Hablando de venaos y cochinos (a los que les gusta la gasolina), quedaba casi una década para la tímida irrupción de los ritmos caribeños venidos de Puerto Rico y por ahí. La chavalería patria se solía conformar con el pop, europeo o de aquí. Aquellos sintetizadores, organillos y letras de rima simplísima hoy pondrían los pelos como escarpias a más de uno, una y «une». Estrofas del tipo: «Yo que puse toda mi ilusión en esta violación», o lo de los cariñitos que a Mecano le parecían una «mariconez».

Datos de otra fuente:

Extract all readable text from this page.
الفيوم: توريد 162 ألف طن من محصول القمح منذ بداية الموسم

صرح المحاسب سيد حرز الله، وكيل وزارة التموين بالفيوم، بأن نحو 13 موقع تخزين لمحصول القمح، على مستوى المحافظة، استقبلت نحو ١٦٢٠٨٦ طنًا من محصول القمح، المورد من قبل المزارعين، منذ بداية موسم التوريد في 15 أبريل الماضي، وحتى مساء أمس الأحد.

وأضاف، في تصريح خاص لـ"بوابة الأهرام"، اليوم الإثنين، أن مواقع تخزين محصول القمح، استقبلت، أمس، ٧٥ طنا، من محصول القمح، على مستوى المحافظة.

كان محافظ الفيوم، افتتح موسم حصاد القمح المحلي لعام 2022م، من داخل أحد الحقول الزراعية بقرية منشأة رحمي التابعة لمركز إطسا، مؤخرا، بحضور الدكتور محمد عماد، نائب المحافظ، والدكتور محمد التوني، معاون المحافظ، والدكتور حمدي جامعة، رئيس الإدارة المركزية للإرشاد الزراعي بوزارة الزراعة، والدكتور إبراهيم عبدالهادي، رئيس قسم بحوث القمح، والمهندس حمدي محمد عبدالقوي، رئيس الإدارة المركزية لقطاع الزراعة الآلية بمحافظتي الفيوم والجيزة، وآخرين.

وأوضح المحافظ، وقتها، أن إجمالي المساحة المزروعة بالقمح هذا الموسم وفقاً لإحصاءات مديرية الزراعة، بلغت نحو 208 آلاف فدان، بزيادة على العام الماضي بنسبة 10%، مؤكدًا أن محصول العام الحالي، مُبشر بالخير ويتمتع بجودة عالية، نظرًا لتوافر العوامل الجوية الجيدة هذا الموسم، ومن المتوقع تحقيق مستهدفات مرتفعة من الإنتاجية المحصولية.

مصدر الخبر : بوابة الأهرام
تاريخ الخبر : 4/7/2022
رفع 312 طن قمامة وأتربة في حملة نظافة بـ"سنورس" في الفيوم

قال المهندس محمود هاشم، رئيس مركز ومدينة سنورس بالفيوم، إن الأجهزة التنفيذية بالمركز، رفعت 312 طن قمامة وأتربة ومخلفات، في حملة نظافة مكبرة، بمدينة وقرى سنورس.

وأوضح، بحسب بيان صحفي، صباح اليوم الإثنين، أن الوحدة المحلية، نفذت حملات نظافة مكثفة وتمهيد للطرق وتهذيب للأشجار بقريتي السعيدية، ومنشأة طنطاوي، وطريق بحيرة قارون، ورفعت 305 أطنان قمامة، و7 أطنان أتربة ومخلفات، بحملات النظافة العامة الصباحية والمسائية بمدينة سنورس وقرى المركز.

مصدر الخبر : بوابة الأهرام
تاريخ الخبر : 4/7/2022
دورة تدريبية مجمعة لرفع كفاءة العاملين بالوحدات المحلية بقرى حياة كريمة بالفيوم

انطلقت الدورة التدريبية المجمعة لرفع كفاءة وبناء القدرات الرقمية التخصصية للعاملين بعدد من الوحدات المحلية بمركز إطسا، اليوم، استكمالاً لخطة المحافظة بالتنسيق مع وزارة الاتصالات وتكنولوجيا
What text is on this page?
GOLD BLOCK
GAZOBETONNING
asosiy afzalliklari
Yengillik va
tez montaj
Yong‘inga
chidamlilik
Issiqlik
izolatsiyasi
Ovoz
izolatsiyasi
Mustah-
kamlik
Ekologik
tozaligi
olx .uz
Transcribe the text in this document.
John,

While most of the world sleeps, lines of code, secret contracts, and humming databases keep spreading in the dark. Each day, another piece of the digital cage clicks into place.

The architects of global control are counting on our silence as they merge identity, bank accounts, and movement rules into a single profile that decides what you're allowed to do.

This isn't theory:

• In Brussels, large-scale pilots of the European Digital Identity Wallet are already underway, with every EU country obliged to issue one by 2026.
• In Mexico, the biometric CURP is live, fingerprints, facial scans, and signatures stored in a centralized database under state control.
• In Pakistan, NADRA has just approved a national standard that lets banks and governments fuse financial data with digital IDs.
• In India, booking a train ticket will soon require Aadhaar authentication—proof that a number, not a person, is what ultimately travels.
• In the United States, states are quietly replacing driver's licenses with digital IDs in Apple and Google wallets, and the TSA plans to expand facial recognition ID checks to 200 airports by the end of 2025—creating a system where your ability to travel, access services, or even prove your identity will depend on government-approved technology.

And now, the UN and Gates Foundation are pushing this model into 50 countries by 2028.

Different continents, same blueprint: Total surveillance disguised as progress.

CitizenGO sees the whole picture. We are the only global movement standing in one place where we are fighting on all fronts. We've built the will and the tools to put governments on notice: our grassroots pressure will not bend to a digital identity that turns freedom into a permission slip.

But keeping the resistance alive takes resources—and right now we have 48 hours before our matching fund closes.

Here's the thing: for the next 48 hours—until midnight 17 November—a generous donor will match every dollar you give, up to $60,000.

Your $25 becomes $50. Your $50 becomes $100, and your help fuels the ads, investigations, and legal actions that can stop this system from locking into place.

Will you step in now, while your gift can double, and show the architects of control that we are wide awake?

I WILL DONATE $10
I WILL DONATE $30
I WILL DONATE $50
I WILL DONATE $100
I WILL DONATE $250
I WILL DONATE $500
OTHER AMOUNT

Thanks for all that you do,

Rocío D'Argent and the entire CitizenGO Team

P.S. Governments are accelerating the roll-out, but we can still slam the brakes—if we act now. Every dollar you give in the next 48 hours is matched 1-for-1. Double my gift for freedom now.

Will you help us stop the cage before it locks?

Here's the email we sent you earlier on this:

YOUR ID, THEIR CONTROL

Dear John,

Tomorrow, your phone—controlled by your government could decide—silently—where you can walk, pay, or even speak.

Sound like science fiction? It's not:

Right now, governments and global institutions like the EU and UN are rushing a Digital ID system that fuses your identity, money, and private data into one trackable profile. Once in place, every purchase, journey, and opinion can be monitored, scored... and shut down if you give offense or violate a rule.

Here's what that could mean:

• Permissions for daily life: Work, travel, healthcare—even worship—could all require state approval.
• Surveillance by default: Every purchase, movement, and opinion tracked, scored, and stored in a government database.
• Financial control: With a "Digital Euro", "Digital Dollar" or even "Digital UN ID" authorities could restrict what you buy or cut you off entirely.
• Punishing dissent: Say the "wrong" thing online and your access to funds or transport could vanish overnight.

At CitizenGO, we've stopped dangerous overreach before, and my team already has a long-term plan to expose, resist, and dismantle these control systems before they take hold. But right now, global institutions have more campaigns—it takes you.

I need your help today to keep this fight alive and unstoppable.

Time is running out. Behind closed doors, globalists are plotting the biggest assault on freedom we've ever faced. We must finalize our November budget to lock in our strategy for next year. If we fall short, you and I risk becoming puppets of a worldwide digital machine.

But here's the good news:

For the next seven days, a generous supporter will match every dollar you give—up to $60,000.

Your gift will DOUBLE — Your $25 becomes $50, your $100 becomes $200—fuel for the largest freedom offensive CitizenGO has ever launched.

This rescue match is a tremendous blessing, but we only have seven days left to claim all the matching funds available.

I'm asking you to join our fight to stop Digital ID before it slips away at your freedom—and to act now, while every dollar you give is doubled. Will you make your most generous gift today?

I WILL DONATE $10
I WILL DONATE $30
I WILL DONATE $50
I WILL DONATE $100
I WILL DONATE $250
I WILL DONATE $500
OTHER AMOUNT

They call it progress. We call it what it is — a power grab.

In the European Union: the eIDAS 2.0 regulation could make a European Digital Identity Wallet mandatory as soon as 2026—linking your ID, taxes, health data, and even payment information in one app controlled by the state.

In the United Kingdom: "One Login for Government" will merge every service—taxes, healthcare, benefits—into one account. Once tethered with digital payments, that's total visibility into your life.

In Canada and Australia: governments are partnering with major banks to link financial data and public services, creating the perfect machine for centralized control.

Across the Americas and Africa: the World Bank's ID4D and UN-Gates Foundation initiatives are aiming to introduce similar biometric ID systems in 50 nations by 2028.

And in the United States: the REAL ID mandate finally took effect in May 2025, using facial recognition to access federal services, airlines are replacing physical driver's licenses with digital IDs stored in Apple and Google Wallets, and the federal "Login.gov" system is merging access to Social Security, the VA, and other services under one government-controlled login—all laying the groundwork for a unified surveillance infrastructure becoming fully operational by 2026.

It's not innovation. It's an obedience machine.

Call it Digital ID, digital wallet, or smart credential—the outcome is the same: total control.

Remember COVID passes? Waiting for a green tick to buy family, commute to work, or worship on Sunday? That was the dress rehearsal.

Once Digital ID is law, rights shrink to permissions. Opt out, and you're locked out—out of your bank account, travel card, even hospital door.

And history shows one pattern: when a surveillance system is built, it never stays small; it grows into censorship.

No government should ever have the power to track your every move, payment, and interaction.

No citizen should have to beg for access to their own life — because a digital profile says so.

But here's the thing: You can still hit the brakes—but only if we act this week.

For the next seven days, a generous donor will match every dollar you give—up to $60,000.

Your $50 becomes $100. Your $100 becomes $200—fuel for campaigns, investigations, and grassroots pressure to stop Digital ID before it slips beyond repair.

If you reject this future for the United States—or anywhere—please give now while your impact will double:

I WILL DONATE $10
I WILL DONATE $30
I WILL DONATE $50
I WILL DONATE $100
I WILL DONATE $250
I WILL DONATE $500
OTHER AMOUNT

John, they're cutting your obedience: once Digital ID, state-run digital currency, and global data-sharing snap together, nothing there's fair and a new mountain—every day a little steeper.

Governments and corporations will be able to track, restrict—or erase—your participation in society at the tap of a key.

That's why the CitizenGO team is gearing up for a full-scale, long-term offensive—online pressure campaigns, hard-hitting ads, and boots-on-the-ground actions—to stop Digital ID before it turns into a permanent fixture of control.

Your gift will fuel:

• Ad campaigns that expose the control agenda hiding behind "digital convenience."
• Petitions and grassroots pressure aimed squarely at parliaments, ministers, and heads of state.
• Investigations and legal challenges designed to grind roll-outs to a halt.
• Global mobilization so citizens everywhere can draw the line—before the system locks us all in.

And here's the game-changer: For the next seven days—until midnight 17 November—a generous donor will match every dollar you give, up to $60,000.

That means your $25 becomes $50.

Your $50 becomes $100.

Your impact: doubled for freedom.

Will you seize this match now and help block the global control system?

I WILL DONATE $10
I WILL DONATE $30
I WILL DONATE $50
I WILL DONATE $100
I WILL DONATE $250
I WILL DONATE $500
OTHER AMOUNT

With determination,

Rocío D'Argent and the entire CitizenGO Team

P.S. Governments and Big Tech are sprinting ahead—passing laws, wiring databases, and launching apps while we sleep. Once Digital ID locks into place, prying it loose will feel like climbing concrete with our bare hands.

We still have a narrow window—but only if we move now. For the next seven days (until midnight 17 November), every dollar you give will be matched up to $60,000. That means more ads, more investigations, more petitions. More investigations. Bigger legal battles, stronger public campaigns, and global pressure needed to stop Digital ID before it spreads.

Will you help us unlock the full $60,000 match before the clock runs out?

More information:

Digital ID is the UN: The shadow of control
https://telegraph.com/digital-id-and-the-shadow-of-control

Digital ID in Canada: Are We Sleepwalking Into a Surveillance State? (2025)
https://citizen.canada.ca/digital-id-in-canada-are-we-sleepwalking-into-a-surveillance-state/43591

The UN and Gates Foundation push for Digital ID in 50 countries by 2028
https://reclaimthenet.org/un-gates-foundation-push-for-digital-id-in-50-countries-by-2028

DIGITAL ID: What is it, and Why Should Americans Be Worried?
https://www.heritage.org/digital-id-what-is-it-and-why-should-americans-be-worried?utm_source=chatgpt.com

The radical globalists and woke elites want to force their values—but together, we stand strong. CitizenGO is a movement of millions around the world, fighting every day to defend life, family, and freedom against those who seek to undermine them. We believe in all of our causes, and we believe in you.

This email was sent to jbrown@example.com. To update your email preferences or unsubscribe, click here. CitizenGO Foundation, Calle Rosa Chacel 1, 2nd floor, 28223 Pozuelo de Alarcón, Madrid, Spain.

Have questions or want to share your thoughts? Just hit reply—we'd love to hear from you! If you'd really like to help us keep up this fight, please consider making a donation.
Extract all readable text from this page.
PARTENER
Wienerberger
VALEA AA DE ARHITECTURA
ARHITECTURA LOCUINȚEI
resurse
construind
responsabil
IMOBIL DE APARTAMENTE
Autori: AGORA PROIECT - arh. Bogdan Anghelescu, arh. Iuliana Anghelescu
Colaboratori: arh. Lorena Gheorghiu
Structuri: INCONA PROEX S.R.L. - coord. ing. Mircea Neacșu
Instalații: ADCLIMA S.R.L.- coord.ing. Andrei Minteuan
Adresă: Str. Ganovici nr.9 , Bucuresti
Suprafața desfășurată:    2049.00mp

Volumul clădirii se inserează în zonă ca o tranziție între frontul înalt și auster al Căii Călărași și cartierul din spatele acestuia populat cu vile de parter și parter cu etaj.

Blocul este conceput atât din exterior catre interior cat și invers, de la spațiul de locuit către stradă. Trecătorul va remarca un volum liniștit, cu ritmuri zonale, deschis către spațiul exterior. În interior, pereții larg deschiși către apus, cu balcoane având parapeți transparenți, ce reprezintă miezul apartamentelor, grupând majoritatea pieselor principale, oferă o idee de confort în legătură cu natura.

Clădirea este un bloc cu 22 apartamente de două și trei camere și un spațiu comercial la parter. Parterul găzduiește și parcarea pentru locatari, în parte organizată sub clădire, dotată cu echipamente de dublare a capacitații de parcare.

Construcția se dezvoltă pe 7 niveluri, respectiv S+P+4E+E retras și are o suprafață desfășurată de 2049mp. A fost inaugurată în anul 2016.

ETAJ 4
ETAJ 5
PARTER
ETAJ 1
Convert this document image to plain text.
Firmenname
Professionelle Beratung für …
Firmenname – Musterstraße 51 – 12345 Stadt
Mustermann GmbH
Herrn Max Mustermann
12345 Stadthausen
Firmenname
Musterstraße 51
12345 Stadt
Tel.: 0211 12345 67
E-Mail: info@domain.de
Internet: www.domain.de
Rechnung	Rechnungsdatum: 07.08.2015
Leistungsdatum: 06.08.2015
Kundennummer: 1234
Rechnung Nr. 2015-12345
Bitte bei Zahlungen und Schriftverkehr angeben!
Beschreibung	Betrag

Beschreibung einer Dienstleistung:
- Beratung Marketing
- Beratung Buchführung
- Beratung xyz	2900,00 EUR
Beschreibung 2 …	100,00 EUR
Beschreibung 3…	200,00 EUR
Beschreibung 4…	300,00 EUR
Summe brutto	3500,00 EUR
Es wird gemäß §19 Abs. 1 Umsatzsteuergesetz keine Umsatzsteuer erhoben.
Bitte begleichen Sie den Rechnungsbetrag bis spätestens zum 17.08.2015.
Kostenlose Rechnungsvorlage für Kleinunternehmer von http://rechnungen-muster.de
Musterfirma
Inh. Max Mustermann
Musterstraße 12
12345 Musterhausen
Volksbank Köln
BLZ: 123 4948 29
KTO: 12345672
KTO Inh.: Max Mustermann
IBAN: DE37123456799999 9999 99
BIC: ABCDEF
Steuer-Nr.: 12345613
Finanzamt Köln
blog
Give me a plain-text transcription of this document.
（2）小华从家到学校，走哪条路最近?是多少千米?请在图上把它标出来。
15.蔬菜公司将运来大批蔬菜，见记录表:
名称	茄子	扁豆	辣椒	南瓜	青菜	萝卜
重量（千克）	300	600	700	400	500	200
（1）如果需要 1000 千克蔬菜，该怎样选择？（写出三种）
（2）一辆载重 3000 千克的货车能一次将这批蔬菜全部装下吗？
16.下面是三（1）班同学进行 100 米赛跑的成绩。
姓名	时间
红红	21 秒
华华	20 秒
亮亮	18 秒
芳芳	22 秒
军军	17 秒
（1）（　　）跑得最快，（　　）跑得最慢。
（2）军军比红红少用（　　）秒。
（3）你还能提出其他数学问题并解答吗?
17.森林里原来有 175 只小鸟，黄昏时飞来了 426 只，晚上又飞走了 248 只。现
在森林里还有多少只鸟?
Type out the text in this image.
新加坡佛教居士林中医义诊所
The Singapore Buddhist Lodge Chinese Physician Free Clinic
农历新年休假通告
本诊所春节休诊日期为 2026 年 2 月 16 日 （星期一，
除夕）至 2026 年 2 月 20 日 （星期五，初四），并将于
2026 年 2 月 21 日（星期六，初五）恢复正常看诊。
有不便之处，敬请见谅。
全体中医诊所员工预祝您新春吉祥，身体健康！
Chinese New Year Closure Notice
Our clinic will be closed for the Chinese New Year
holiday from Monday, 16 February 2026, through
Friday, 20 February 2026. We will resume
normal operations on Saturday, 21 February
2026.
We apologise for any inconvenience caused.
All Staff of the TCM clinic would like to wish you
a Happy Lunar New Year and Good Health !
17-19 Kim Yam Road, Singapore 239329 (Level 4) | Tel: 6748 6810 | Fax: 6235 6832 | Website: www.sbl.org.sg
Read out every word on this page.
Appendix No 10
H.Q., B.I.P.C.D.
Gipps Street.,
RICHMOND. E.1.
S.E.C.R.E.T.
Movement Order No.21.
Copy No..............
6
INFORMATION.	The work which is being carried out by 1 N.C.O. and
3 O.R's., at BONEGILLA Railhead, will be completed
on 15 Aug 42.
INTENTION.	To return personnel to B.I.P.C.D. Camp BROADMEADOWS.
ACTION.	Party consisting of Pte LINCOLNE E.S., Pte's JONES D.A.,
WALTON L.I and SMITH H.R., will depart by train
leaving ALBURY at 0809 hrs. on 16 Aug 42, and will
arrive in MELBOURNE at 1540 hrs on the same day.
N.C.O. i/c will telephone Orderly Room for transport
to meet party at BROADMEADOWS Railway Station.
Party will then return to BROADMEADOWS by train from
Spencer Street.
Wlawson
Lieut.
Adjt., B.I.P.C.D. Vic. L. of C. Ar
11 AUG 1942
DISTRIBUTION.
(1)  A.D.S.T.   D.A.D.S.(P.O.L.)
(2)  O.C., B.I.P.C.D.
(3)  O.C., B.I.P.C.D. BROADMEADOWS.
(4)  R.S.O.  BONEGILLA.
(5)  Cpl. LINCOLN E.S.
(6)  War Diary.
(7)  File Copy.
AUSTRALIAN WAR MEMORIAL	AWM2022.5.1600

Eran los mismos jóvenes a los que el primer número de la reedición del suplemento dominical Blanco y Negro rendiría homenaje a principios del año 1988. «Cada vez más niños VIP», rezaba la entradilla más alta de la portada. Blanca Suelves y Valeria Montenegro eran una imagen aspiracional en la España del nuevo régimen donde las fronteras sociales se desdibujaban cada vez más.
La Movida no fue más que un shock cultural bastante localizado. Cuando todo ese humo se disipó, ya estábamos metidos en el principio de lo que vivimos hoy. El verdadero cambio político y social se produjo hacia finales de los 80. Lo anterior había sido como hacer el rodaje a un coche nuevo. Las piezas se habían ido acoplando y ya podíamos pasar de las 3.500 revoluciones por minuto. Y a fe que hemos estirado el motor.
Mentiría si dijera que aquello era todo luz y color. La reconversión industrial, que aceleró Bruselas, hizo que el paro alcanzara niveles nunca vistos hasta entonces; la escoria etarra seguía matando; la droga había alcanzado brutalmente a toda una generación, la que hoy está cerca de jubilarse; muchas zonas céntricas eran guetos y la corrupción política ya empezaba a sentirse.
Si bien Rilke afirmaba que la verdadera patria del hombre es su infancia, la juventud es donde residen los sueños, donde se forja la ilusión. Y, estando segura de que cada generación tiende a pensar que la posterior está en franca decadencia, los jóvenes que están sobreviviendo a los (no) vestidos de Pedroche y otros opiáceos mediáticos, a la psicosis sanitaria o a tiranuelos emasculados que quieren «enmerdar» la vida de una parte de la población, recordarán estos días como algo extraordinario. Y así debería ser porque es ley de vida.
Para los de mi quinta, no sé si hay un Rambo que pueda combatir a los nuevos «charlies» y, a pesar de que ya no llueva café en el campo, ni exocets sobre los buques de su graciosa majestad en las Malvinas, quizá sea tiempo de volver a ser un niño, y más en estas fechas. Espero que sus verdaderas Majestades les hayan traído toda la ilusión que merecen, incluso si son liberales de la escuela de Teruel.